Imagine a cellphone charger the size of a credit card that fits in a wallet. Or an inexpensive test that would allow millions of pregnant women and people with blood disorders to screen for anemia.
Maybe life would be easier with automated robotic dog toys so canines can entertain themselves.
One — or all — of these could become the next big company in Georgia. For now these inventions are among the six finalists for the InVenture Prize, an annual Georgia Tech contest that rewards undergraduate students for innovation and creativity.
“We want students to be inspired to pursue their own ideas, tackle problems and ideally create jobs in Georgia,” said Craig Forest, an assistant professor in the school of mechanical engineering who helped develop the competition.
The event will be televised Wednesday at 7 p.m. on Georgia Public Broadcasting, with winners announced at the end.
The contest, which began in 2009, is not some glorified science fair. Some past victors grew into companies with customers around the world.
Patrick Whaley won the competition in 2010 for weighted exercise clothing people can wear without any limitations on movement or damage to their joints.
He turned his invention into Titin Tech, an Alpharetta-based company with six employees. Players in the NFL and NBA and clients around the world wear his weighted compression gear.
“I love the prize, but I didn’t receive as much support from (the university) to start my business as I would have liked,” Whaley said. “I don’t harbor any hard feelings, and I still think this is something everyone at Tech should try out for.”
The program has evolved since Whaley won, said Ray Vito, a co-founder of the contest. Winners are now offered a spot in Flashpoint, a Tech program that helps startups develop a business and pursue commercialization, said Vito, a professor emeritus in the school of mechanical engineering.
First-place comes with a $20,000 prize, while the second-place finisher gets $10,000 and the audience favorite gets $5,000. Tech will also file a patent for first- and second-place finishers.
Judges will consider a variety of factors such as innovation, marketability and probability of success. This year’s finalists have consumer potential.
Sam Elia and Grant Heffley were tired of their cellphones dying. They knew it was impractical to carry a bulky charger and instead designed one that fits in a wallet.

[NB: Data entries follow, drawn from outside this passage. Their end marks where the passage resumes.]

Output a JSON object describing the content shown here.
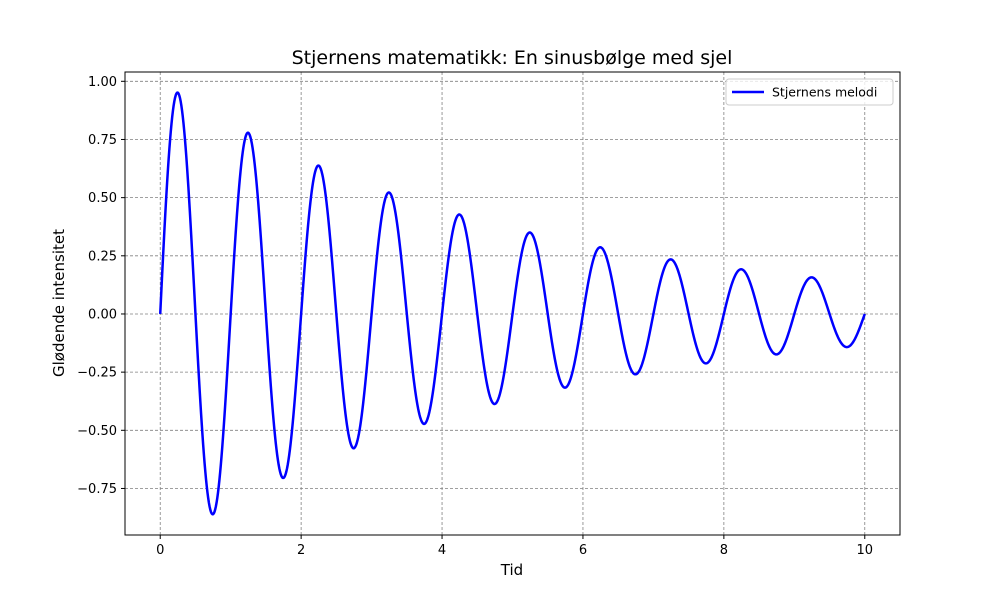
{
  "chart_data": {
    "type": "line",
    "title": "Stjernens matematikk: En sinusbølge med sjel",
    "xlabel": "Tid",
    "ylabel": "Glødende intensitet",
    "xlim": [
      -0.5,
      10.5
    ],
    "ylim": [
      -0.95,
      1.04
    ],
    "xticks": [
      0,
      2,
      4,
      6,
      8,
      10
    ],
    "xtick_labels": [
      "0",
      "2",
      "4",
      "6",
      "8",
      "10"
    ],
    "yticks": [
      -0.75,
      -0.5,
      -0.25,
      0.0,
      0.25,
      0.5,
      0.75,
      1.0
    ],
    "ytick_labels": [
      "−0.75",
      "−0.50",
      "−0.25",
      "0.00",
      "0.25",
      "0.50",
      "0.75",
      "1.00"
    ],
    "grid": true,
    "legend_position": "upper-right",
    "series": [
      {
        "name": "Stjernens melodi",
        "color": "#0000ff",
        "function": "sin(2*pi*t) * exp(-0.2*t)",
        "x_range": [
          0,
          10
        ],
        "sample_count": 1000,
        "peaks": [
          {
            "x": 0.25,
            "y": 0.95
          },
          {
            "x": 1.25,
            "y": 0.78
          },
          {
            "x": 2.25,
            "y": 0.64
          },
          {
            "x": 3.25,
            "y": 0.52
          },
          {
            "x": 4.25,
            "y": 0.43
          },
          {
            "x": 5.25,
            "y": 0.35
          },
          {
            "x": 6.25,
            "y": 0.29
          },
          {
            "x": 7.25,
            "y": 0.23
          },
          {
            "x": 8.25,
            "y": 0.19
          },
          {
            "x": 9.25,
            "y": 0.16
          }
        ],
        "troughs": [
          {
            "x": 0.75,
            "y": -0.86
          },
          {
            "x": 1.75,
            "y": -0.7
          },
          {
            "x": 2.75,
            "y": -0.58
          },
          {
            "x": 3.75,
            "y": -0.47
          },
          {
            "x": 4.75,
            "y": -0.39
          },
          {
            "x": 5.75,
            "y": -0.32
          },
          {
            "x": 6.75,
            "y": -0.26
          },
          {
            "x": 7.75,
            "y": -0.21
          },
          {
            "x": 8.75,
            "y": -0.17
          },
          {
            "x": 9.75,
            "y": -0.14
          }
        ]
      }
    ]
  }
}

The device, which is about as thick as three credit cards, would sell for about $30, they said.
Erika Tyburski created AnemoCheck, an inexpensive and disposable test that would allow people to test themselves for anemia. The test requires less than a drop of blood put into a tube about the size of a pen cap.
She estimates her product would retail for about $19.95 for a 10-pack. She has already contacted a manufacturer in Atlanta and is going through clinical trials.
Steven Wojcio and Scott Groveman created BioPIN to prevent people from accessing your accounts even if they have the four-digit code. The program, which works on smartphones and other touch-screen devices, creates a personal profile by registering how hard a person punches in the code, where they are when they type it in, how often they do it and other information.
Other finalists include a device that reproduces the vibration and motions of car rides that lull babies to sleep and a toaster that toasts bread by letting people pick what shade they want it to be.
Chris Taylor created Chewbots, a line of automated robotic dog toys, after watching his mom repeatedly throw a toy with their dog.
That repetition made him think a robot could do the same thing. A sturdy, vibrating rubber snowman caters to dogs that like to chew. A robotic duck on wheels zooms around, making it ideal for dogs that enjoy a chase. A plush pig has a more subdued motion.
“I know it’s a little bit crazy, I mean it’s robots for dogs, but I try to put robots in everything,” Taylor said.
Six innovations are vying to win the InVenture Prize, an annual Georgia Tech contest that rewards undergraduate inventors. The finalists are:
AnemoCheck is an inexpensive, disposable diagnostic test for anemia.
Inventor: Erika Tyburski, biomedical engineering major from Miami.
BioPIN addresses cyber-security concerns about four-digit PINs by making it difficult for people to access your information even if they have your numbers.
Inventors: Scott Groveman, electrical engineering major from Roswell, and Steven Wojcio, computer science major from Forsyth.
Chewbots is a line of automated robotic dog toys.
Inventor: Chris Taylor, mechanical engineering major from Stone Mountain.
Hue is a toaster that toasts bread by color. Instead of a dial with numbers, this one has shades of color.
Inventor: Basheer Tome, industrial design major from Conyers.
iSleep reproduces the vibration and motions of car rides that lull babies to sleep. A baby carrier snaps into the device.
Inventors: Joe Hickey, mechanical engineering major from Houston, and Zack Zalesky, mechanical engineering major from Atlanta.
Spark is a cellphone wall charger the size of a credit card that fits in a wallet.
Inventors: Sam Elia, electrical engineering major from Augusta, and Grant Heffley, business administration major from Lawrenceville.